Elle est l’une des sénatrices les plus engagées sur le sujet. Pour Agnès Evren, la protection des plus jeunes sur les réseaux sociaux est un impératif de santé publique : « La surexposition des très jeunes aux écrans a des effets délétères sur l’attention, la concentration et les interactions. On a affaire à des plateformes prédatrices ! (…) et avant 15 ans, nous ne sommes pas armés pour lutter contre ses algorithmes opaques. » alerte-t-elle.

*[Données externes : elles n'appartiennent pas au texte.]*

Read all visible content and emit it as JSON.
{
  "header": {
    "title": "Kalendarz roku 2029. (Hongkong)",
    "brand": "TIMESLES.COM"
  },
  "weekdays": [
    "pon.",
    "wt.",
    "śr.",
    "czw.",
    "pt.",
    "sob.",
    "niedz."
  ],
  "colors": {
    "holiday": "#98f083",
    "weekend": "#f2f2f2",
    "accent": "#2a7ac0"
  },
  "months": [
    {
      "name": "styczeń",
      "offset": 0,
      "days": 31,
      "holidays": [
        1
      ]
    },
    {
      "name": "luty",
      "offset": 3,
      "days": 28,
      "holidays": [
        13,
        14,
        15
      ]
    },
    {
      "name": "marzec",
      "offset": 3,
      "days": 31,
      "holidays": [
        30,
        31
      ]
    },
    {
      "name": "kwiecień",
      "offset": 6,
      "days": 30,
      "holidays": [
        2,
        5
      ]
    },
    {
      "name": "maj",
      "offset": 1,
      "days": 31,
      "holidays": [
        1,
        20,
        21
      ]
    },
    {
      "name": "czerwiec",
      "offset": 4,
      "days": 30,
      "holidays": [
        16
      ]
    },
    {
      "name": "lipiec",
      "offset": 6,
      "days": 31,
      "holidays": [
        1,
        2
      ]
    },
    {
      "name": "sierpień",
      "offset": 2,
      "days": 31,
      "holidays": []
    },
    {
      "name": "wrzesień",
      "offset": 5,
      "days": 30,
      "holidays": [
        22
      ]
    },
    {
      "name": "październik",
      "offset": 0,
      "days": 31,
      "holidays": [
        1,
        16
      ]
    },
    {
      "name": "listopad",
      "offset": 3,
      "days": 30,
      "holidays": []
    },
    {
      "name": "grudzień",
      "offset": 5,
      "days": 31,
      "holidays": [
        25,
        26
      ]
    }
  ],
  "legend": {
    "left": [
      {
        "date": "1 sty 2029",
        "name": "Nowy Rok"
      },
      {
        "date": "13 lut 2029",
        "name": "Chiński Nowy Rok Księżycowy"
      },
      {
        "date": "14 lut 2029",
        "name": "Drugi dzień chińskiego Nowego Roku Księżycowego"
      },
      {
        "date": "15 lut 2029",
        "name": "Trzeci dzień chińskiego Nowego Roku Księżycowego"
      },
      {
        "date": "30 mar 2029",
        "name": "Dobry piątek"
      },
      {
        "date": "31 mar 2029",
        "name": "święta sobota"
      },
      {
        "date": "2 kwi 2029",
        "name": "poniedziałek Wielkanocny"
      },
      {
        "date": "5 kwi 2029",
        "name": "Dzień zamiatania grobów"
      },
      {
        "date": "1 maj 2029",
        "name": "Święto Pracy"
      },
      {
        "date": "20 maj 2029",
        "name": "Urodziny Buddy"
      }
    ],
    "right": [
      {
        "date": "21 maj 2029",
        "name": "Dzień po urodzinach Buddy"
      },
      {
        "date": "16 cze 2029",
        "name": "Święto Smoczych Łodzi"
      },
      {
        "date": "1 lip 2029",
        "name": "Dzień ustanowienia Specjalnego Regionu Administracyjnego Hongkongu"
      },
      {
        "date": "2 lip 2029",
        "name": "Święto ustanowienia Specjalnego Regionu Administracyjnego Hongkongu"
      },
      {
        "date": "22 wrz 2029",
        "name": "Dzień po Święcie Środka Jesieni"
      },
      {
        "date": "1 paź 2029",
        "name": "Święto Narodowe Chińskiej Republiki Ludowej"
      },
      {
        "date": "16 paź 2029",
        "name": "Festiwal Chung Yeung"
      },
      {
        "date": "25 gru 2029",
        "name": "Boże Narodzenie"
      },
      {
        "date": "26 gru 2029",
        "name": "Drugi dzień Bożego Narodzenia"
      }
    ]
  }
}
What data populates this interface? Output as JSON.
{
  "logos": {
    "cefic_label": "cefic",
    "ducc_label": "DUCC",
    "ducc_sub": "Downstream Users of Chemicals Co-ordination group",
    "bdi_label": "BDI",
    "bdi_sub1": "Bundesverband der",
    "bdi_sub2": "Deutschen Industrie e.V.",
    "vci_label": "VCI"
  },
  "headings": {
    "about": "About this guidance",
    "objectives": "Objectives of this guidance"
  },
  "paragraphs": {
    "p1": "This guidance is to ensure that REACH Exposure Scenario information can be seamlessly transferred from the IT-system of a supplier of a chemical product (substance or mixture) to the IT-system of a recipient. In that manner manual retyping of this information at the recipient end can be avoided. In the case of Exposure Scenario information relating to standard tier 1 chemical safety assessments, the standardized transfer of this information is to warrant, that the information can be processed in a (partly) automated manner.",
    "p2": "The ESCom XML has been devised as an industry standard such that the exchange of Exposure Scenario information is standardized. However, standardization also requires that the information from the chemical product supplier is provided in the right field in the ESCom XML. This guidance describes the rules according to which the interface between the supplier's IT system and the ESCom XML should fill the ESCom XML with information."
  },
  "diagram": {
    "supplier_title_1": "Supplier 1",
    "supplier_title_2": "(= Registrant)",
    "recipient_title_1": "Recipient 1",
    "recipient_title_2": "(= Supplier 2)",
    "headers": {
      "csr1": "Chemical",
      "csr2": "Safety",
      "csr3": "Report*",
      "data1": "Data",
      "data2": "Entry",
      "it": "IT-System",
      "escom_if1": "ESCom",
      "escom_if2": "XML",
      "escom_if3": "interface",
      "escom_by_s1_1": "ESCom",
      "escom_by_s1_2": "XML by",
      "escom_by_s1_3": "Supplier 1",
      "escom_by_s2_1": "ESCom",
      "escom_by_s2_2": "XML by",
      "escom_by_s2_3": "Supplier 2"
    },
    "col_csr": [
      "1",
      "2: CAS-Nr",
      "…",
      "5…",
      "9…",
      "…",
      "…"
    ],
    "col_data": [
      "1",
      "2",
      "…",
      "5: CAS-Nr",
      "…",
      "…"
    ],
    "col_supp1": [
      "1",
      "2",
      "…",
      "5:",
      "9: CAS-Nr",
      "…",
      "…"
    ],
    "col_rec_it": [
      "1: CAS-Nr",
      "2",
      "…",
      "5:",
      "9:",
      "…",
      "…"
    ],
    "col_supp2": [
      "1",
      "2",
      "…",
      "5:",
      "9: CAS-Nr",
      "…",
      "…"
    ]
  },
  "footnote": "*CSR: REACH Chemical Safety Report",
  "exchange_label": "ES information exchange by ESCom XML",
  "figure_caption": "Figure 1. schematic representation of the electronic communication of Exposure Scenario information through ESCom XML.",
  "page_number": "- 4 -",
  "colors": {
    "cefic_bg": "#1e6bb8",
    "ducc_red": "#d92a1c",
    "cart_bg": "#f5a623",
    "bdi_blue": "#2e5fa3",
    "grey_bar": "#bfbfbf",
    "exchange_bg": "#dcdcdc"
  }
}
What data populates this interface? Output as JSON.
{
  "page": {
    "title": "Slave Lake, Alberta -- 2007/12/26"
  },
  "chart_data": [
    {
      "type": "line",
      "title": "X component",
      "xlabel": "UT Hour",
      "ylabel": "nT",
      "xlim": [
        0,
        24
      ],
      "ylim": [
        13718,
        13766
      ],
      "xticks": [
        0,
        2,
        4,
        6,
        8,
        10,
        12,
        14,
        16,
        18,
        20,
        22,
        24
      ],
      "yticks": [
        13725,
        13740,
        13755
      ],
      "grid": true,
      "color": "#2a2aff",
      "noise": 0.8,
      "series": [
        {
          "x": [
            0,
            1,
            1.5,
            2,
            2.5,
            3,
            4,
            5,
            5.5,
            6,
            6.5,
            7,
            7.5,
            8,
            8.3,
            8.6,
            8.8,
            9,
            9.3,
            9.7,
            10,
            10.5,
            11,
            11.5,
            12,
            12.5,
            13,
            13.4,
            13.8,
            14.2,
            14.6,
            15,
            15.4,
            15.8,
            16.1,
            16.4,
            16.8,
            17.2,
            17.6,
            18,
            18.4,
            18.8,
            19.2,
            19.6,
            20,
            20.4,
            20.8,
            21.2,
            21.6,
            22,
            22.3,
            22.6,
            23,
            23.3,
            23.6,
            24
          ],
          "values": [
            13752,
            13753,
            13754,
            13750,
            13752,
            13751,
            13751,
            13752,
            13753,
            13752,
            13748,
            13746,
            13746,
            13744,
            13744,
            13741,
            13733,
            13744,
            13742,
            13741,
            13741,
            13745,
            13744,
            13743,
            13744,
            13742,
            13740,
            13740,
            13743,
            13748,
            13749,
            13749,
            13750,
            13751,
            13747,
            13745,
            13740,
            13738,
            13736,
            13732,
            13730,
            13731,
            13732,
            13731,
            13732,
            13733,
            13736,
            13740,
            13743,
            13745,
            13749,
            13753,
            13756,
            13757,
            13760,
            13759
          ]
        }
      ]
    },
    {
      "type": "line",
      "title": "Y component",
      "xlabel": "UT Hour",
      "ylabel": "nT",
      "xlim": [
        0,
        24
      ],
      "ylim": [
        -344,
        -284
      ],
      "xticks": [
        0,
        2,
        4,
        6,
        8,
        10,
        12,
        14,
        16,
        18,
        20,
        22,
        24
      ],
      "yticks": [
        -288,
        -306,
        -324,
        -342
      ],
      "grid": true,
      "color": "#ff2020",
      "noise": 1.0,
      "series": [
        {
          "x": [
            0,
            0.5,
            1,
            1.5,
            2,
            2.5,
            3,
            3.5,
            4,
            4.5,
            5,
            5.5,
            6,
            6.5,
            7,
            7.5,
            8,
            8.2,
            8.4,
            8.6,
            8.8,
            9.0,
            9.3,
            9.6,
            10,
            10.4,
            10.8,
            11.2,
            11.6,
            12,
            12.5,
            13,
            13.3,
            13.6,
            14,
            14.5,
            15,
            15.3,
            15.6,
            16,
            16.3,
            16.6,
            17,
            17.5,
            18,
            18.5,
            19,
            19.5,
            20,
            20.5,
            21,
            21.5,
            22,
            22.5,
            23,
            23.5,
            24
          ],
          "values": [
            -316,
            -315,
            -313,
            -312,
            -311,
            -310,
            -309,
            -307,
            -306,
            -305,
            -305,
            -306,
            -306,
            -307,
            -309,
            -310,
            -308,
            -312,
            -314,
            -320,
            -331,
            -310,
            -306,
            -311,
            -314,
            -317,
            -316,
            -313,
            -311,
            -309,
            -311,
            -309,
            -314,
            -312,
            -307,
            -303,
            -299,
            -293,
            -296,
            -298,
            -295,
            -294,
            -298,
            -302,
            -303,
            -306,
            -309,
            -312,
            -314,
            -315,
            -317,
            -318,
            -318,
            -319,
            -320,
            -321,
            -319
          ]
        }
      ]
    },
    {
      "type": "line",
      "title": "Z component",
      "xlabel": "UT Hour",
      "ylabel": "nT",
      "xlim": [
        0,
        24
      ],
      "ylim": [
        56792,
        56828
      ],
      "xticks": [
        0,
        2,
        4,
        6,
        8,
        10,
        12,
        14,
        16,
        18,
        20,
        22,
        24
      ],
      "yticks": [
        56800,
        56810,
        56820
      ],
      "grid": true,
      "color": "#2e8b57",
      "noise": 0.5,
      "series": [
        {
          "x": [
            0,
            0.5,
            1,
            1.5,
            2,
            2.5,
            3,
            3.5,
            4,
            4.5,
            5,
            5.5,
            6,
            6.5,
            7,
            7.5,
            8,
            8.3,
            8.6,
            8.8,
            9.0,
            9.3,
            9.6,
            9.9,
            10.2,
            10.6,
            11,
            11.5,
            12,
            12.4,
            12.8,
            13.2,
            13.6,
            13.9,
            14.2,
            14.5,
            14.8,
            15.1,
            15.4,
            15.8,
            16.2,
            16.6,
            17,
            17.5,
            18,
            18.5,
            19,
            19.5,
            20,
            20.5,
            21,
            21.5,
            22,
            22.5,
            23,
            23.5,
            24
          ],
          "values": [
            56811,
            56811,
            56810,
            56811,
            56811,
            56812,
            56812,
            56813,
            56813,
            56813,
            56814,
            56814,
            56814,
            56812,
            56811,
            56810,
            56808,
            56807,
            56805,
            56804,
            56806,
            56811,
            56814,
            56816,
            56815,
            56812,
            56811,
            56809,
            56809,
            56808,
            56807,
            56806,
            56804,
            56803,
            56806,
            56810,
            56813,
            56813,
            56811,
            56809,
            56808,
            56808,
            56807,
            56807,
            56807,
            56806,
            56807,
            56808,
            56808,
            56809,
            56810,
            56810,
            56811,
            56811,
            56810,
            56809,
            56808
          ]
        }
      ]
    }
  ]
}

Pour Grégoire Borst, l’âge de 15 ans est une décision qui n’obéit à aucune règle absolue concernant le développement des adolescents : « la population adolescente est extrêmement hétérogène car l’entrée dans la puberté varie selon les individus. » Cet âge d’entrée dans la puberté est, à son avis, le véritable seuil de la capacité des jeunes à s’autoréguler s’agissant des écrans. À 15 ans, chaque jeune n’en est pas au même stade de son développement cérébral. Il estime d’ailleurs que ce chiffre a été choisi « au doigt mouillé ».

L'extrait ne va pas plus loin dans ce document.